I have yet to see it on any news outlet in Houston, but the word at the office is that Director of Public Works and Engineering Michael Marcotte has tendered his resignation to Mayor Parker. The effective date is in two weeks. According to multiple sources, the Mayor was not happy with unspecified job performance issues and requested the Director vacate his position.
What prompted this action now? The City is embroiled in multiple controversies, as the new mayor puts her stamp on the city. A hefty water rate increase, a drainage “fee” initiative that has her tacit approval, upheavals at Metro; now would not seem to be the time to throw more fuel on the fire. All of those involve Public Works in some way. Yet the fact remains: Marcotte is out.
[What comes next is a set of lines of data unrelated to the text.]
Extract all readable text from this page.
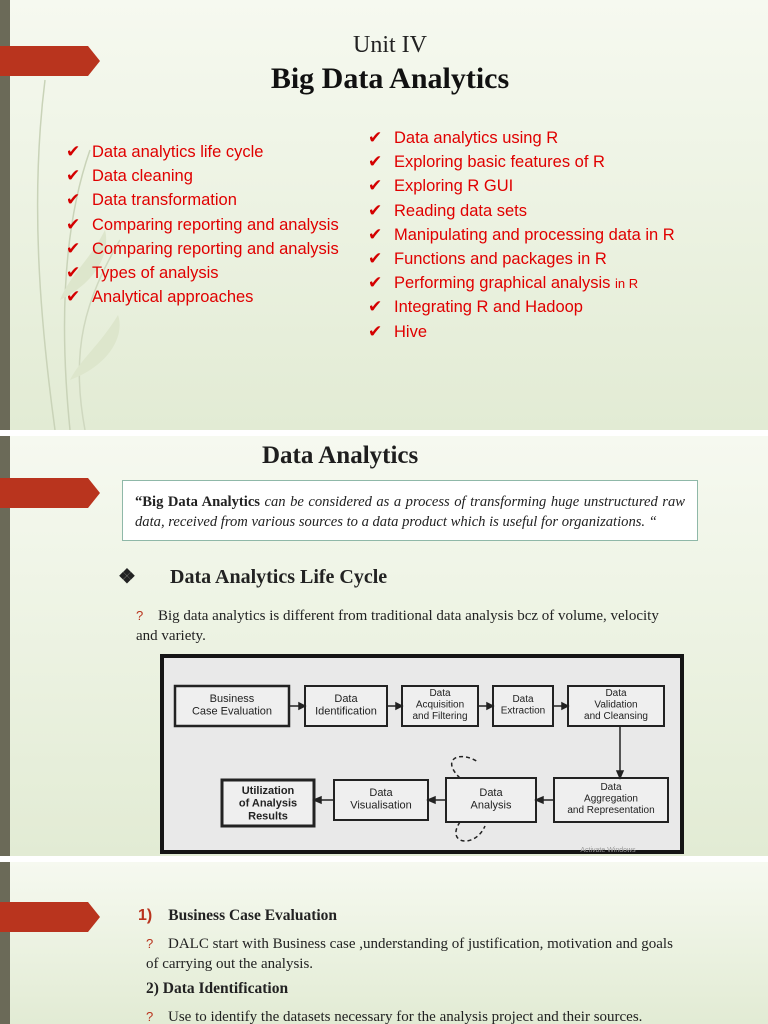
Unit IV
Big Data Analytics
✔ Data analytics life cycle
✔ Data cleaning
✔ Data transformation
✔ Comparing reporting and analysis
✔ Comparing reporting and analysis
✔ Types of analysis
✔ Analytical approaches
✔ Data analytics using R
✔ Exploring basic features of R
✔ Exploring R GUI
✔ Reading data sets
✔ Manipulating and processing data in R
✔ Functions and packages in R
✔ Performing graphical analysis in R
✔ Integrating R and Hadoop
✔ Hive
Data Analytics
“Big Data Analytics can be considered as a process of transforming huge unstructured raw data, received from various sources to a data product which is useful for organizations. “
❖ Data Analytics Life Cycle
? Big data analytics is different from traditional data analysis bcz of volume, velocity and variety.
Business Case Evaluation
Data Identification
Data Acquisition and Filtering
Data Extraction
Data Validation and Cleansing
Data Aggregation and Representation
Data Analysis
Data Visualisation
Utilization of Analysis Results
Activate Windows
1) Business Case Evaluation
? DALC start with Business case ,understanding of justification, motivation and goals of carrying out the analysis.
2) Data Identification
? Use to identify the datasets necessary for the analysis project and their sources.
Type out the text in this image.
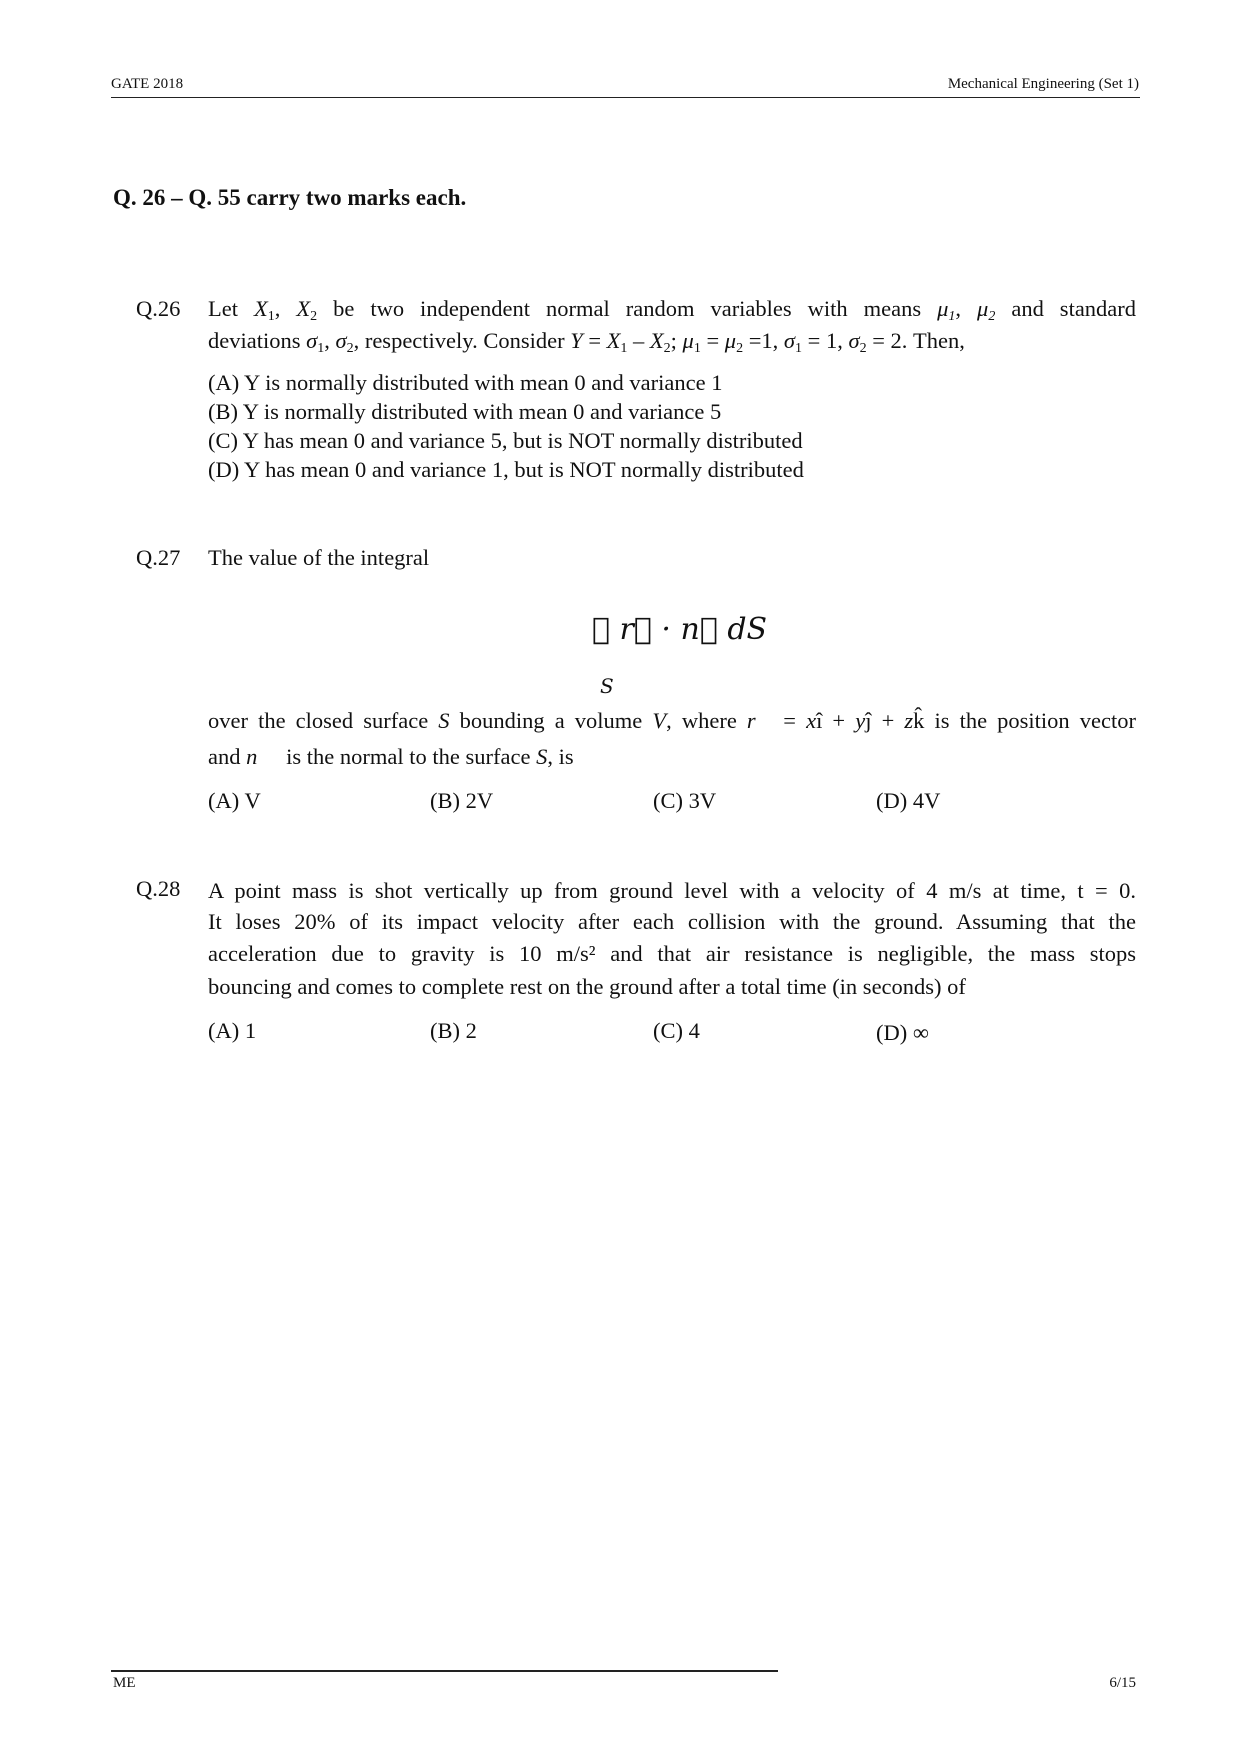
GATE 2018	Mechanical Engineering (Set 1)
Q. 26 – Q. 55 carry two marks each.
Q.26 Let $X_1$, $X_2$ be two independent normal random variables with means $\mu_1$, $\mu_2$ and standard
deviations $\sigma_1$, $\sigma_2$, respectively. Consider $Y = X_1 - X_2$; $\mu_1 = \mu_2 =1$, $\sigma_1 = 1$, $\sigma_2 = 2$. Then,
(A) Y is normally distributed with mean 0 and variance 1
(B) Y is normally distributed with mean 0 and variance 5
(C) Y has mean 0 and variance 5, but is NOT normally distributed
(D) Y has mean 0 and variance 1, but is NOT normally distributed
Q.27 The value of the integral
∯ r⃗ · n⃗ dS
S
over the closed surface S bounding a volume V, where r⃗ = xî + yĵ + zk̂ is the position vector
and n⃗  is the normal to the surface S, is
(A) V	(B) 2V	(C) 3V	(D) 4V
Q.28 A point mass is shot vertically up from ground level with a velocity of 4 m/s at time, t = 0.
It loses 20% of its impact velocity after each collision with the ground. Assuming that the
acceleration due to gravity is 10 m/s² and that air resistance is negligible, the mass stops
bouncing and comes to complete rest on the ground after a total time (in seconds) of
(A) 1	(B) 2	(C) 4	(D) ∞
ME	6/15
Several questions immediately occur:
- Is Marcotte supposed to take the fall for the rate increase?
- What was the mayor unhappy about?
- Who else, if anyone, will be following, if the mayor is unhappy?
- Did Marcotte balk at some demand involving the rates, cooperation with Metro, backing the initiative?
Taking the fall doesn’t make sense. There’s no way that Parker can shift the blame for needing the rate increase onto Marcotte; not while she was the controller and silently oversaw the vast expansion of debt funding from capital projects into everyday operations and maintenance. So what is going on?
Perhaps we’ll hear when the usual 3:48 pm Friday evening press release goes out, but I’m not holding my breath.
Update: My view of Marcotte is probably not that well informed; I don’t interact with him in any way. Still, my impression is that he’s an even-tempered administrator who doesn’t rush to judgment, isn’t prone to arrogance, and listens to his managers. He’s been a loyal soldier publicly, whatever he’s had to say privately. He’s tried, within budget constraints, to see to it that his employees are compensated as well as in the private sector.
If I had to take a wild guess, I’d say that the rift probably had to do with the rebate program, and/or contract administration and code enforcement. The latter areas have always given me a queasy feel when I’ve dealt with them; contract inspectors sometimes act like they’re working for the contractor, not the city. There’s nothing I can specifically point to as wrong-doing (or I’d be publishing it, screw OIG), but the creation of the rebate program risks letting the rot spread. Not to mention, it removes funding from the utility system and hands it to slumlords.